Agency in the Cinematic Conspiracy Thriller

Excerpt

As Peter Knight has argued, contemporary paranoia is “less an isolated reaction to an occasional abuse of power than the logical by-product of a routinized state of affairs….of seemingly benign corporate processes such as the gathering of consumer profiles via credit card purchases, website visits etc” (35). The “cultural turn” transformed what were previously considered psychopathologies—e.g. multiple personality and paranoia—into cultural phenomena. As I have argued elsewhere, doubling and multiple personality left the confines of the 19th-century illness model and gradually acquired a more general, philosophical, cultural or metaphorical meaning: over the last several decades Hollywood has been “borrowing” the symptomatic language of doubling and multiple personality—characterized by trauma, memory loss, and blackouts—to create what appears to be a new genre of films structured around multiple—stolen, assumed or mistaken—realities, identities or temporalities.

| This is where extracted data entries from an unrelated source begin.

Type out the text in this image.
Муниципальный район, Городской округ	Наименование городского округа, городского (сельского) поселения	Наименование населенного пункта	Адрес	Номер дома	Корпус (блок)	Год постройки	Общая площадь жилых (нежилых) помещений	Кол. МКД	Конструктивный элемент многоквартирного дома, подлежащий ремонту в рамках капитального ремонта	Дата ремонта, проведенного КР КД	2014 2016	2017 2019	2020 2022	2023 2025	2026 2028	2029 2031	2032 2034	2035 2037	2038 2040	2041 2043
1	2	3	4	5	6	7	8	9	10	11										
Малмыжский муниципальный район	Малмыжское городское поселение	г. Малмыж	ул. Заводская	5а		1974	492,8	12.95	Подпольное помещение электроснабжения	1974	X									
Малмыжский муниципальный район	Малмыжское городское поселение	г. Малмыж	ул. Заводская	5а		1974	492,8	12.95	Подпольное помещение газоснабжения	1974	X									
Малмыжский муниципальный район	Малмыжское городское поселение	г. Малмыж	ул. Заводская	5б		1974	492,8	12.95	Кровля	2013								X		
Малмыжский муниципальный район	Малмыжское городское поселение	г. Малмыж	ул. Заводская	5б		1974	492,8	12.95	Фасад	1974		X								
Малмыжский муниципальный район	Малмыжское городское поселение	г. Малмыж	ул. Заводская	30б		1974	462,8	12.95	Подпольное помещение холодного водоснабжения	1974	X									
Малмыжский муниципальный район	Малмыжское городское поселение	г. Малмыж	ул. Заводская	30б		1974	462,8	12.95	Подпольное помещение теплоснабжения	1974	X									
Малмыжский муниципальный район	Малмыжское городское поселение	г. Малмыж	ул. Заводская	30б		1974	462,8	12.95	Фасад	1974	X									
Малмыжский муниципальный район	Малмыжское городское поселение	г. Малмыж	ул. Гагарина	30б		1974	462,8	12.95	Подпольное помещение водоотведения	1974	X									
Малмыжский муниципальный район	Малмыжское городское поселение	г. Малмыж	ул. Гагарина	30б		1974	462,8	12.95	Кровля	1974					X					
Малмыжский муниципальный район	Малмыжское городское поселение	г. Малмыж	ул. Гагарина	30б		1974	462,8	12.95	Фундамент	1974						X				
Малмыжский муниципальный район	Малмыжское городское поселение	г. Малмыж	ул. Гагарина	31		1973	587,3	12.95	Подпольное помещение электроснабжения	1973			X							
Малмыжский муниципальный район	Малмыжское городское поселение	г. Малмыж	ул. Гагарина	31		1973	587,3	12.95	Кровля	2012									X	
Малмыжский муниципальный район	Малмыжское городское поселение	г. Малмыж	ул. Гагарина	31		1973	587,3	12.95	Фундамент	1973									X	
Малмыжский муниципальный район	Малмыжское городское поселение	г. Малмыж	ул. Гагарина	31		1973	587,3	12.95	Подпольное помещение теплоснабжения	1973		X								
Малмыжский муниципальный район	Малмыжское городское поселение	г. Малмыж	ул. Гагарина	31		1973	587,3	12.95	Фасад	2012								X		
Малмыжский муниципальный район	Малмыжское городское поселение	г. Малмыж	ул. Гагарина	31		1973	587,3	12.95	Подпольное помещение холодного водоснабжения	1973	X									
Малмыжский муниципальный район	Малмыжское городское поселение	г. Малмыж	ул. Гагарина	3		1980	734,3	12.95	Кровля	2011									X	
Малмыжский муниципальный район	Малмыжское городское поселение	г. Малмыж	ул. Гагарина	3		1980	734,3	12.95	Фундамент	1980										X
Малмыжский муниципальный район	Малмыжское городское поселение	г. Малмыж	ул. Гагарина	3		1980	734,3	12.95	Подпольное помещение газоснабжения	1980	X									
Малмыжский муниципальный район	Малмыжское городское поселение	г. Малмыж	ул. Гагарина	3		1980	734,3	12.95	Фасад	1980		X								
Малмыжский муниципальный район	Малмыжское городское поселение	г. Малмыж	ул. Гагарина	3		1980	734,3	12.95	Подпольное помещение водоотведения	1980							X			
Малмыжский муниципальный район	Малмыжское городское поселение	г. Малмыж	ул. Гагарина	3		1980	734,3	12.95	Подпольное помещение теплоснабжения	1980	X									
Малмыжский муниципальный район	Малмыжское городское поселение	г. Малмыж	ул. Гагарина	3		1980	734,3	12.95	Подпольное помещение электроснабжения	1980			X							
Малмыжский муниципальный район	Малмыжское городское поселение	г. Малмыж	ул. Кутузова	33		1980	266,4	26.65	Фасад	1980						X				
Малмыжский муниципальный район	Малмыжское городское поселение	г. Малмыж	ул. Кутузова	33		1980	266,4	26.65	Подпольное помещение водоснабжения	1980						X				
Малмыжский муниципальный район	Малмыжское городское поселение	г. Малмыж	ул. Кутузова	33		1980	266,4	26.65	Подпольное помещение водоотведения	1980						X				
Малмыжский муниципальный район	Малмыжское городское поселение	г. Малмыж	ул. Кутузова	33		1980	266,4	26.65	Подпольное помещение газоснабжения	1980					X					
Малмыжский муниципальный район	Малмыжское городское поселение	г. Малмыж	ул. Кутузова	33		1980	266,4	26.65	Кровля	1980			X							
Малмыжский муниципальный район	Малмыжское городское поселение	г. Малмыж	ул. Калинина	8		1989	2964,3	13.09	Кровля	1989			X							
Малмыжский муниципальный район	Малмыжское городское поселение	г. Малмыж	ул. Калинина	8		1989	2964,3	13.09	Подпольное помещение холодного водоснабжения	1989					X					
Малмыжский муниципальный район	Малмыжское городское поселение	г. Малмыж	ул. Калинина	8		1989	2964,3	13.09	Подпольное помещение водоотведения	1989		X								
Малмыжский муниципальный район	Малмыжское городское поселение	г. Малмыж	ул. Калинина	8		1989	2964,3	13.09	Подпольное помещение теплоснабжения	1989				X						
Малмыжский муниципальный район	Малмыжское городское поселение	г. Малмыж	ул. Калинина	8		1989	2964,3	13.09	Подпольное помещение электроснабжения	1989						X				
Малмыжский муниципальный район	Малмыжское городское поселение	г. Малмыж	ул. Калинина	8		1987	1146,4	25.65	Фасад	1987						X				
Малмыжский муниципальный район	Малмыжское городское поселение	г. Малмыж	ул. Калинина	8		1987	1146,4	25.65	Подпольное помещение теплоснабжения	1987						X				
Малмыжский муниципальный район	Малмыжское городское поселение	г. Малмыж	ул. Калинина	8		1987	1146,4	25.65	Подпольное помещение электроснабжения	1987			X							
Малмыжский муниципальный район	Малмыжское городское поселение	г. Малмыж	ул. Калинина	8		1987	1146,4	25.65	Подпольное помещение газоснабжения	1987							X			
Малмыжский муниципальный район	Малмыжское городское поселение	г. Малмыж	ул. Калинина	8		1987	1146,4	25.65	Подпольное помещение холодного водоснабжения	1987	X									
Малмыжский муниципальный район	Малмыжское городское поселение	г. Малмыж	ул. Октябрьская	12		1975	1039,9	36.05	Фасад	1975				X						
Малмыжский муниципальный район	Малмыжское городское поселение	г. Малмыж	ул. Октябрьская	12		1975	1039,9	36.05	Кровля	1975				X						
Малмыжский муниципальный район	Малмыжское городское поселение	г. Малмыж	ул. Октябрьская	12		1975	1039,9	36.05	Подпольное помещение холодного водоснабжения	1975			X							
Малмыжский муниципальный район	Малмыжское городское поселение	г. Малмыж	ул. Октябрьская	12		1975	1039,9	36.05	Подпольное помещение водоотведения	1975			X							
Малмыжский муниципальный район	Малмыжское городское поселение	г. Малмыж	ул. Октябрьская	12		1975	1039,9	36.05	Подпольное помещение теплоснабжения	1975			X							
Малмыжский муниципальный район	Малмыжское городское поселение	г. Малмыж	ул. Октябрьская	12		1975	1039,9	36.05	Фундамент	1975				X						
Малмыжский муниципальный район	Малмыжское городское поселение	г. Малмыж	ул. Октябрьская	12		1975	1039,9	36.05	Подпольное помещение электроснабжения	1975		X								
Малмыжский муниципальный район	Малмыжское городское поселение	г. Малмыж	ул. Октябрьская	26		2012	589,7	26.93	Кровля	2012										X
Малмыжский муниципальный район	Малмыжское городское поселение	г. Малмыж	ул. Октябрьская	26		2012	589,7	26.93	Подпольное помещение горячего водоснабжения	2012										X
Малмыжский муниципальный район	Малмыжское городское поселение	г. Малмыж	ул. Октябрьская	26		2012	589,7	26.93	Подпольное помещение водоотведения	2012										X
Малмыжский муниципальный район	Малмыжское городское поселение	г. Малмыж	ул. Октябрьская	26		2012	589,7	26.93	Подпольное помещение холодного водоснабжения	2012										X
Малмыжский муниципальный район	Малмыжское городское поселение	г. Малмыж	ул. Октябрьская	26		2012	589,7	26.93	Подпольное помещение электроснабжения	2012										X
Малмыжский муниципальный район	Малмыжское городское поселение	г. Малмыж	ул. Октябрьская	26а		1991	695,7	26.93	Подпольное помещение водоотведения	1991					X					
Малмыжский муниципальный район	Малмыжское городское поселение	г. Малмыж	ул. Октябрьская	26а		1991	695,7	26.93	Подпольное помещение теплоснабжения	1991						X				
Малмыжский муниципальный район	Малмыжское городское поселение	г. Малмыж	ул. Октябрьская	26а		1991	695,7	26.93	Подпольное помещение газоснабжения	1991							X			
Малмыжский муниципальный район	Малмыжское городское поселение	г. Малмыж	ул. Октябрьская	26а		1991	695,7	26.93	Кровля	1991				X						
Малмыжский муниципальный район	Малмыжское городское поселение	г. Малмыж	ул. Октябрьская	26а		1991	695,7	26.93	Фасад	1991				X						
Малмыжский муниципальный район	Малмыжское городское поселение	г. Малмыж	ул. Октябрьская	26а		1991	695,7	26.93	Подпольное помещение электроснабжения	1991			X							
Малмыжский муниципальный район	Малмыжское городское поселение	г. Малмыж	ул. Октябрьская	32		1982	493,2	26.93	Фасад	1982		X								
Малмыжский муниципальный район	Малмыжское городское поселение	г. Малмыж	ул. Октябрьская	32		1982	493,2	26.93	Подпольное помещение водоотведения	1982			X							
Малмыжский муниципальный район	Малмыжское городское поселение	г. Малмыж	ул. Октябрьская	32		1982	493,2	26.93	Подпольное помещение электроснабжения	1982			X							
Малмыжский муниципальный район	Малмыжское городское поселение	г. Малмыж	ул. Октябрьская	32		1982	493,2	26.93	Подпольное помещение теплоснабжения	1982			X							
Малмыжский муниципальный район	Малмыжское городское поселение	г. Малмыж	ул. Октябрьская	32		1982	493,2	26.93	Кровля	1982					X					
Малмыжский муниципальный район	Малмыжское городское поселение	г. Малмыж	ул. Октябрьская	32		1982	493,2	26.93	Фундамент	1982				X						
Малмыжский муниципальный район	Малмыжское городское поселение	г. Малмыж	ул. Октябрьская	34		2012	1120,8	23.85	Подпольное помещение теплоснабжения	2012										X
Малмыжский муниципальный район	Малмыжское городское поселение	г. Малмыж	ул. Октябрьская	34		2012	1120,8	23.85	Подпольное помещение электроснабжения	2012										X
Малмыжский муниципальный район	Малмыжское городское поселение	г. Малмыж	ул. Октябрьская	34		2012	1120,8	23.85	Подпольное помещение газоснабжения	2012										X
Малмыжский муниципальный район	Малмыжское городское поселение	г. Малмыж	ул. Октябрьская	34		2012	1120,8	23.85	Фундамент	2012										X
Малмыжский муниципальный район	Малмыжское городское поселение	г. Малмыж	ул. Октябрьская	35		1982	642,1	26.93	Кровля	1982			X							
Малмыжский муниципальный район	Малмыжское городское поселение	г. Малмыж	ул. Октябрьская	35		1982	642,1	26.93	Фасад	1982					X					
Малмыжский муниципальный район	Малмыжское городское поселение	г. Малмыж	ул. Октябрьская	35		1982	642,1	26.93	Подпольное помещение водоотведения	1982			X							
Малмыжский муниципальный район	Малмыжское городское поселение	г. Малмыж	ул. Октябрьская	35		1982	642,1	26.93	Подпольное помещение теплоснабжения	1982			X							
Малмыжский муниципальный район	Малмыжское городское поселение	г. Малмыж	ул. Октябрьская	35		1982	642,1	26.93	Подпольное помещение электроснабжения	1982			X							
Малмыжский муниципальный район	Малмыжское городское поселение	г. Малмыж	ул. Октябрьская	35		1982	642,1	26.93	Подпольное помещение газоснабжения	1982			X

Similarly, while clinical paranoia used to be an irrational response, cultural paranoia is increasingly seen either as inherent in the very structure of the new global economy or as a rational response, a “social practice” through which the disempowered subject attempts to position himself with respect to the social/political world (Pratt, 36). Contemporary geopolitical conspiracy thrillers “borrow” the symptomatic language of clinical paranoia to dramatize a new type of conspiracy, “structural conspiracy”: “conspiracy without conspiracy.”